Q1: What is the recommended dosage for Nadroparin?

A: Dosage varies depending on the indication (prophylaxis or treatment), patient weight, and renal function. See the detailed dosage section above.

Q2: How is Nadroparin administered?

A: Nadroparin is administered subcutaneously (SC) for most indications. In cases of unstable angina or NSTEMI, an initial intravenous (IV) bolus is followed by SC injections. For hemodialysis, it’s administered into the arterial line. It’s important not to administer it intramuscularly (IM).

Q3: What are the major side effects of Nadroparin?

A: The most significant side effect is bleeding. Patients should be monitored closely for any signs of bleeding or bruising. Heparin-induced thrombocytopenia (HIT), though rare, is another serious adverse reaction.

Q4: Can Nadroparin be used during pregnancy?

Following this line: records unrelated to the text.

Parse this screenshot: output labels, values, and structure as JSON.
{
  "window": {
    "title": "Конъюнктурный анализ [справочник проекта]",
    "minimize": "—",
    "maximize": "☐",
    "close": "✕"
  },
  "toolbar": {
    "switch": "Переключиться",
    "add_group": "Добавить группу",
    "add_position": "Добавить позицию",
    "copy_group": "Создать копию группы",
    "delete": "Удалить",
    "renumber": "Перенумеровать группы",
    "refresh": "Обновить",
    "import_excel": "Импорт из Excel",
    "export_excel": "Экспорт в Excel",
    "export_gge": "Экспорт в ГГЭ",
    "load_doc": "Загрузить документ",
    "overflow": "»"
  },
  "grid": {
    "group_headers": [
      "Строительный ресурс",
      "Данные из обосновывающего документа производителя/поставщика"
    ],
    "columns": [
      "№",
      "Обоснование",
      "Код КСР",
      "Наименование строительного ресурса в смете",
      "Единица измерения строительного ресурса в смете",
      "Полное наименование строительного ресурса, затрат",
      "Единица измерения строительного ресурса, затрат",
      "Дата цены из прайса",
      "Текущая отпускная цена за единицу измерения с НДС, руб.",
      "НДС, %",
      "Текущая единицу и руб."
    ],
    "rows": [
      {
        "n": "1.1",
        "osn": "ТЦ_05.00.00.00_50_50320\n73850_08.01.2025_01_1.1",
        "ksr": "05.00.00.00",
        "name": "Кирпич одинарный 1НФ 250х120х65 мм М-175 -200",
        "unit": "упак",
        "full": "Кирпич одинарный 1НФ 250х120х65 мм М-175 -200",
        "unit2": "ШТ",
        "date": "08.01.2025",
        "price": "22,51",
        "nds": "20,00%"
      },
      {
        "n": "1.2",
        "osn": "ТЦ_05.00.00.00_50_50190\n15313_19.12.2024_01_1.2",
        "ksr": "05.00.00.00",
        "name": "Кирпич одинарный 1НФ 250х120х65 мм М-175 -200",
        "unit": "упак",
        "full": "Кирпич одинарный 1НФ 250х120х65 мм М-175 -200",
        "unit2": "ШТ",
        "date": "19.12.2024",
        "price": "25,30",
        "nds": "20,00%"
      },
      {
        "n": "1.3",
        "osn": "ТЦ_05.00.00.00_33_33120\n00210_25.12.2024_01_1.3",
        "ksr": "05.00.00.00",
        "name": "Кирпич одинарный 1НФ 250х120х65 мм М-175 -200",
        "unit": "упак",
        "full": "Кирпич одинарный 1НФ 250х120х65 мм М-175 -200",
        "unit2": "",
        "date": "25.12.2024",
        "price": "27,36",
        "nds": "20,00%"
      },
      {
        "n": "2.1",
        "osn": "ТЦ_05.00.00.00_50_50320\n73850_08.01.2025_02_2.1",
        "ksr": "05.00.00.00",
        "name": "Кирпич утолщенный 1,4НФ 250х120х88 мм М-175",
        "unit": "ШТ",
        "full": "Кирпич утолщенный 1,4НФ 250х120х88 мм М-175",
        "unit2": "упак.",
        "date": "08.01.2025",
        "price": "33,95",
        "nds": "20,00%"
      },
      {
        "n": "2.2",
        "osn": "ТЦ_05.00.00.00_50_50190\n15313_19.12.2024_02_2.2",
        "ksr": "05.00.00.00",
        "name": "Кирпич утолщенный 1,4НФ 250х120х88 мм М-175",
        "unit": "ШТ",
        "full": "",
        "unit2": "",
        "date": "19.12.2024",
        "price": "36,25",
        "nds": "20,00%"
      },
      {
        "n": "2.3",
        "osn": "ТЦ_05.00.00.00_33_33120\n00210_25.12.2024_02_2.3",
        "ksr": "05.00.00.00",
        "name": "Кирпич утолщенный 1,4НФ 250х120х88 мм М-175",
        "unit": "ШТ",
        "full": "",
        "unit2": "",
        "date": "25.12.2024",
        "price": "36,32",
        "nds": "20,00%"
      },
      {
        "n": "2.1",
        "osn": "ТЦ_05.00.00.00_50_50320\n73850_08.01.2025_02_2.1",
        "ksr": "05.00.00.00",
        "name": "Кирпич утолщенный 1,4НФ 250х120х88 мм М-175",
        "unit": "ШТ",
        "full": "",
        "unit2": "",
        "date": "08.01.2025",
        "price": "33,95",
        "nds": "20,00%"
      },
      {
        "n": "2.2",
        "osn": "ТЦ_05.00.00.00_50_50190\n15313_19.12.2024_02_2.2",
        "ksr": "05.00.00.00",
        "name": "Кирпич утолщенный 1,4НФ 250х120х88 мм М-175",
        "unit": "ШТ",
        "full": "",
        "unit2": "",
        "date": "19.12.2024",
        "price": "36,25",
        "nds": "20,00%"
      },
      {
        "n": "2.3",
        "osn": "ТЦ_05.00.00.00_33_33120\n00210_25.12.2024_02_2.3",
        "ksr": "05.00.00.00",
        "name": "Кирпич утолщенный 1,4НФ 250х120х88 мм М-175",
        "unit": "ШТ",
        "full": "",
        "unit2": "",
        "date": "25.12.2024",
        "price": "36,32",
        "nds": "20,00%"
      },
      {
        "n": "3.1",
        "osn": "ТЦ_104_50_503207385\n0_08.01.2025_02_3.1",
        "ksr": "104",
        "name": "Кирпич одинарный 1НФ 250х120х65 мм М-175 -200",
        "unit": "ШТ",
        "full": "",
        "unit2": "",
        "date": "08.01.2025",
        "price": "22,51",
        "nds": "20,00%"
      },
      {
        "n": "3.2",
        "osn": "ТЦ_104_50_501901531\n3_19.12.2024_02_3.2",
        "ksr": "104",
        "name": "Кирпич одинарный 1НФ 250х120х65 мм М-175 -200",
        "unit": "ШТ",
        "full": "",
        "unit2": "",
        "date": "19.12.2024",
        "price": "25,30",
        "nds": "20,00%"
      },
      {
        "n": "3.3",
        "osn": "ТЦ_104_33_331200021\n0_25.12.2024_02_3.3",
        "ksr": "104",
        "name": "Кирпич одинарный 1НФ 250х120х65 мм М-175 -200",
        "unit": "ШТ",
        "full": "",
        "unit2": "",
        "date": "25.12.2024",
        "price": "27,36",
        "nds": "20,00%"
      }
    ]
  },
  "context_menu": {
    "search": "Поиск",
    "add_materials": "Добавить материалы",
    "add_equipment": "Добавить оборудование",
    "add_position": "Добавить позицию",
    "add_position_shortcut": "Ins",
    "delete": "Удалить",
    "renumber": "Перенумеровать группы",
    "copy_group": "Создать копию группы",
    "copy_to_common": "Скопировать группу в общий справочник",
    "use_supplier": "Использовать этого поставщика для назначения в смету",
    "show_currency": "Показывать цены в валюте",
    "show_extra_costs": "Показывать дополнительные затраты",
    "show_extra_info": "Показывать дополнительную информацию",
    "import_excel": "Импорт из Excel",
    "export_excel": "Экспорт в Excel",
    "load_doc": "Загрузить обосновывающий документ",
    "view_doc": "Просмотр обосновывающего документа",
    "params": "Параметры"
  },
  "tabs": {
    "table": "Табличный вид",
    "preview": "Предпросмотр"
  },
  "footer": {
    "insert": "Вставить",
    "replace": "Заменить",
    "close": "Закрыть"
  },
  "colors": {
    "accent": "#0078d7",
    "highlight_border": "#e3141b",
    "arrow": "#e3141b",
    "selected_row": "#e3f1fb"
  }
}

A: Nadroparin is a Pregnancy Category C drug. It should only be used if the potential benefits outweigh the potential risks to the fetus. Consult with specialists and consider the individual patient’s risk factors for VTE.

Q5: What are the contraindications to using Nadroparin?

A: Contraindications include hypersensitivity to nadroparin or other heparins, history of HIT with nadroparin, active major bleeding, severe renal impairment (for therapeutic indications), and acute infectious endocarditis.

Q6: How does Nadroparin interact with other medications?

A: Nadroparin can interact with other anticoagulants (e.g., warfarin, aspirin), increasing the risk of bleeding. It can also interact with certain medications like ACE inhibitors, potentially leading to hyperkalemia. A thorough medication review is essential before starting nadroparin.

Q7: How should I monitor a patient receiving Nadroparin?

A: Regular monitoring of complete blood count (CBC), especially platelet count, is crucial to detect thrombocytopenia. Observe for any signs of bleeding (e.g., bruising, bleeding gums, blood in urine or stool). Monitor renal function, especially in elderly patients and those with pre-existing renal impairment.

Q8: What should I do in case of a Nadroparin overdose?

A: The primary sign of overdose is hemorrhage. If bleeding is minor, withholding subsequent doses and observation might suffice. In cases of significant bleeding, administration of protamine sulfate can partially reverse the anticoagulant effect of nadroparin.

Q9: Is Nadroparin safe for use in patients with hepatic impairment?

A: Use with caution in patients with hepatic impairment, as they may have an increased risk of bleeding. Close monitoring is essential. Dose adjustments may be needed based on the severity of liver dysfunction.